I would love it if you can share some further words about how the material came together and what was the recording process like?
Frank: The lyrics were getting even more introspective and less obvious. Musically we were starting to craft our strongest song structures. Most of the songs were put together in practices with an idea from one and then the others contributed collaboratively. Different parts of the title song are literally written by each of us.
Lisa: Recording was pretty fast and frenetic. We put our hearts and souls into this record, and were at the peak of our skills.
Your finest moment in music?
Frank: Just one moment? Probably playing at CBGBs on the same bill as Alex Chilton and The Replacements. I listen to the cassette made off the board of that show and we were really tight and in control, but also so close to the edge of everything falling apart.
Lisa: As a fan, some of my personal favorite shows were the few we did opening up for X shows on one of their tours that took them to the Blue Note in Columbia, Missouri. They were my musical idols so it was amazing. CBGBs was truly incredible, though. I couldn’t believe we were actually onstage at that legendary place.
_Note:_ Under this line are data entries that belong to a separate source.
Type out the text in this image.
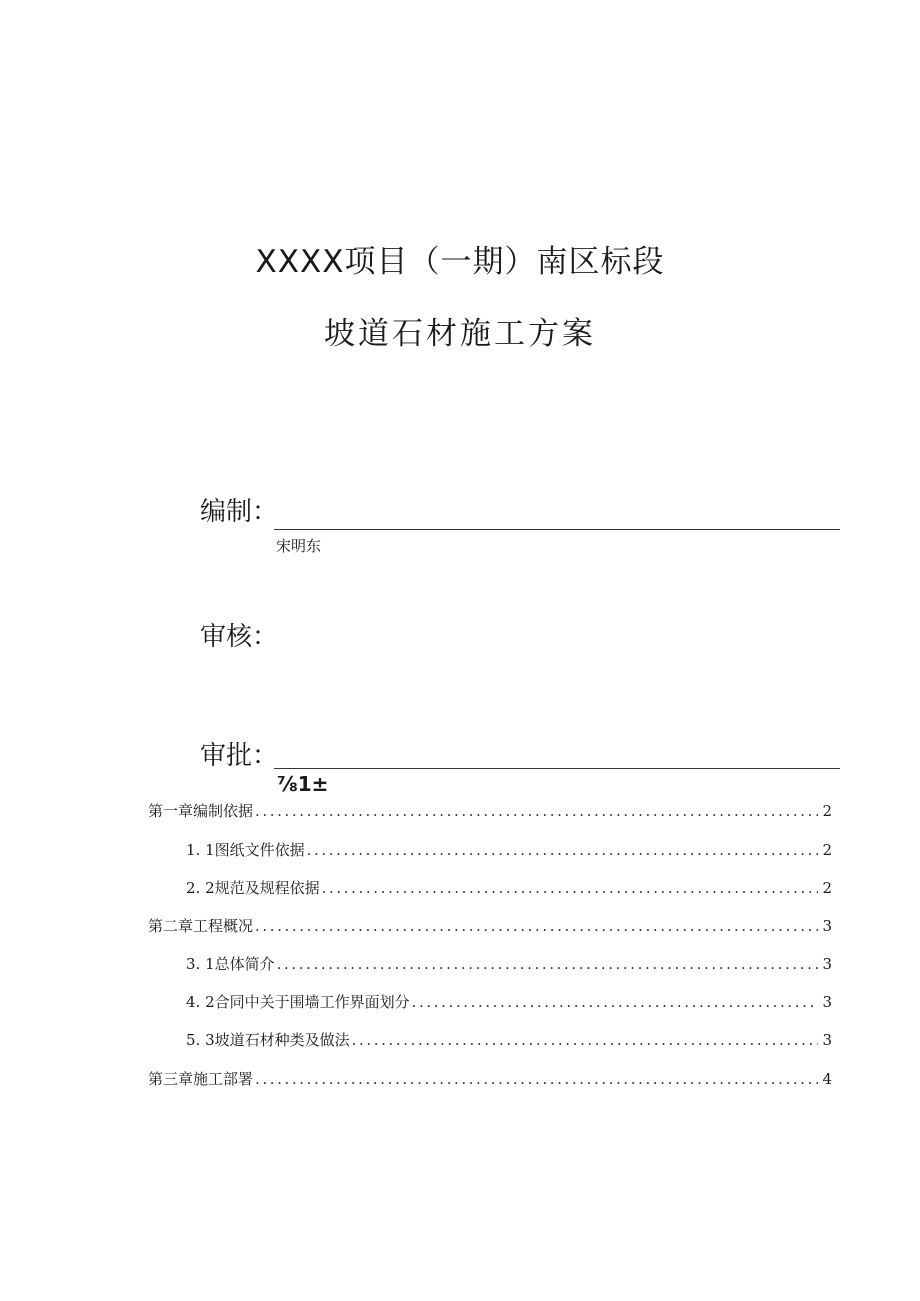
XXXX项目（一期）南区标段
坡道石材施工方案
编制：
宋明东
审核：
审批：
⅞1±
第一章编制依据 .....	2
1. 1图纸文件依据 .....	2
2. 2规范及规程依据 .....	2
第二章工程概况 .....	3
3. 1总体简介 .....	3
4. 2合同中关于围墙工作界面划分 .....	3
5. 3坡道石材种类及做法 .....	3
第三章施工部署 .....	4
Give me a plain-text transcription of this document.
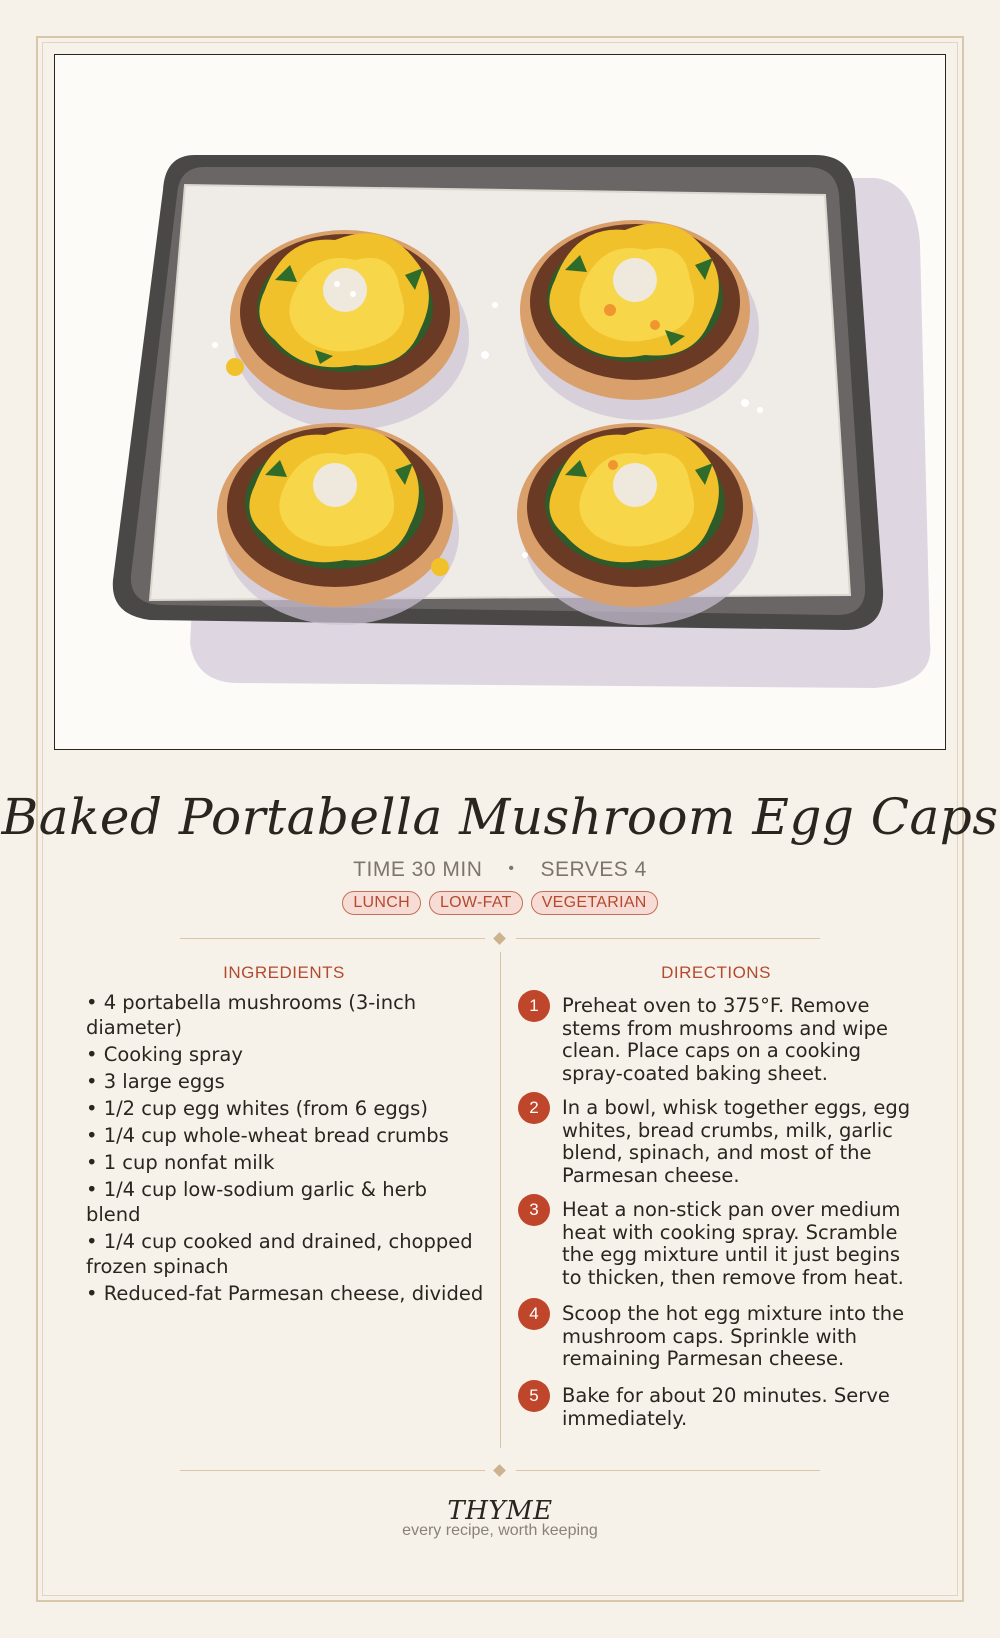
Baked Portabella Mushroom Egg Caps
TIME 30 MIN • SERVES 4
LUNCH LOW-FAT VEGETARIAN
INGREDIENTS
• 4 portabella mushrooms (3-inch diameter)
• Cooking spray
• 3 large eggs
• 1/2 cup egg whites (from 6 eggs)
• 1/4 cup whole-wheat bread crumbs
• 1 cup nonfat milk
• 1/4 cup low-sodium garlic & herb blend
• 1/4 cup cooked and drained, chopped frozen spinach
• Reduced-fat Parmesan cheese, divided
DIRECTIONS
1	Preheat oven to 375°F. Remove stems from mushrooms and wipe clean. Place caps on a cooking spray-coated baking sheet.
2	In a bowl, whisk together eggs, egg whites, bread crumbs, milk, garlic blend, spinach, and most of the Parmesan cheese.
3	Heat a non-stick pan over medium heat with cooking spray. Scramble the egg mixture until it just begins to thicken, then remove from heat.
4	Scoop the hot egg mixture into the mushroom caps. Sprinkle with remaining Parmesan cheese.
5	Bake for about 20 minutes. Serve immediately.
THYME
every recipe, worth keeping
Who knows, our finest moments may be yet to come!
Marcus: Putting a band together with not much more than an intense desire to be original and leave an impact; motivating and inspiring others; while all the while, navigating the road in front of us without a map and driving forward like at night without headlights!
What do you want people to take away from the album?
Frank: To find a song that speaks to them. Something that they would love to hear in a playlist along with other bands they enjoy. To my ear the songs still feel fresh because they were never released, but they don’t sound out of date.
Lisa: I’d like people to notice the musical progression and song development from our flexi disc all the way to these recordings. And I hope that they feel moved and want to dance!
Marcus: Music is a testament to human existence. Whether you are extremely accomplished or just play for enjoyment, leave an imprint that only you can. And it is in the simplest initiative that something can result in a life-long reward. Get Smart!